AMNESTY INTERNATIONAL

Déclaration publique

Index AI : MDE 19/008/2008

ÉFAI

9 octobre 2008


Libye. Idriss Boufayed, prisonnier d’opinion, a été libéré


Amnesty International salue la libération d’Idriss Boufayed, prisonnier d'opinion, par les autorités libyennes le 8 octobre 2008, mais souligne que cette libération doit être inconditionnelle et qu’Idriss Boufayed doit être autorisé à se rendre à l’étranger pour des soins médicaux, s’il le souhaite.


Idriss Boufayed avait été arrêté le 16 février 2007, à la veille du jour prévu pour une manifestation pacifique qu’il avait tenté d’organiser.
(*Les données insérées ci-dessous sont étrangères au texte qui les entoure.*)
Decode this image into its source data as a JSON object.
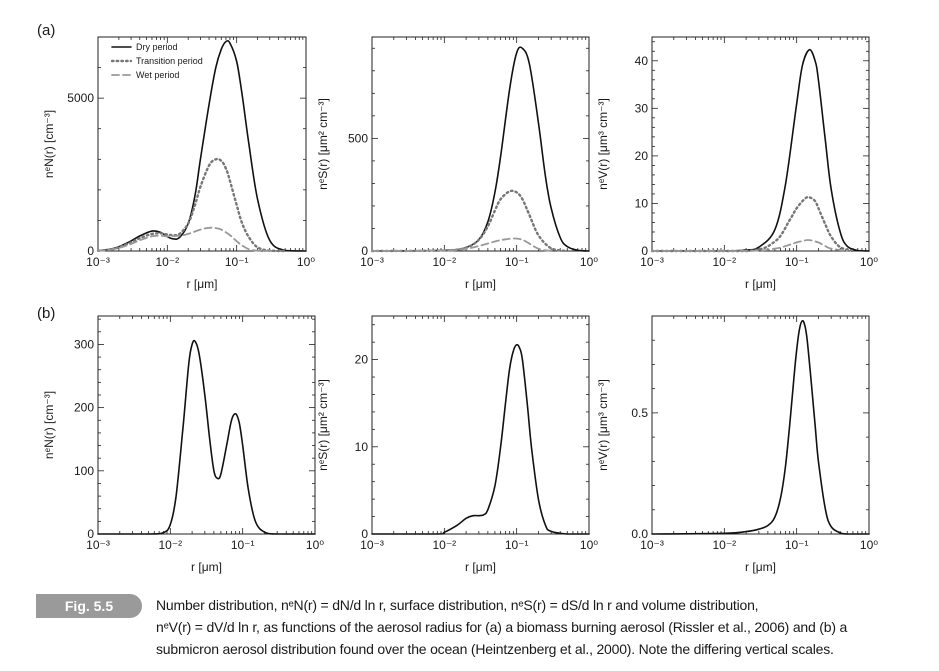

Il a été détenu au secret jusqu’au 24 juin 2007, avant de comparaître devant un tribunal qui l’a inculpé de « tentative de renversement du système politique » et « communication avec des puissances ennemies ». Le 10 juin 2008, Idriss Boufayed avait été condamné à vingt-cinq années de réclusion par la Cour de sûreté de l’État lors d’un procès ne répondant pas aux normes internationales d’équité des procès.


Idriss Boufayed a été libéré pour des raisons humanitaires ; en mai 2008, on lui a découvert un cancer du poumon. L’un des sujets d’inquiétude était qu’ il ne recevait pas les soins médicaux appropriés et que son état nécessiterait de suivre à l’étranger un traitement non disponible en Libye.


L’organisation est toujours très inquiète pour Abdelrahman Al Qateewy dont on est sans nouvelles depuis sa disparition en février 2008.


Amnesty International s’inquiète également de la détention continue de dix autres hommes impliqués dans l’organisation de la manifestation ; Amnesty International les considère comme des prisonniers d’opinion, condamnés uniquement pour avoir exercé pacifiquement leur droit à la liberté d’expression et de réunion. Jamal al Haji a été condamné à douze années de réclusion, Ahmed Youssel al Obaidi et les frères Al Mahdi Saleh Hmeed, Faraj Saleh Hmeed et al Sadeq Saleh Hmeed à quinze années d’emprisonnement. Farid Mohammed al Zwai, Alaa al Drissi et Bachir Qasem al Hares ont été condamnés à des peines de six années de réclusion chacun. Ali Saleh Hmeed a été condamné à six années et demie d’emprisonnement et al Sadiq Qeshoot à sept années de réclusion.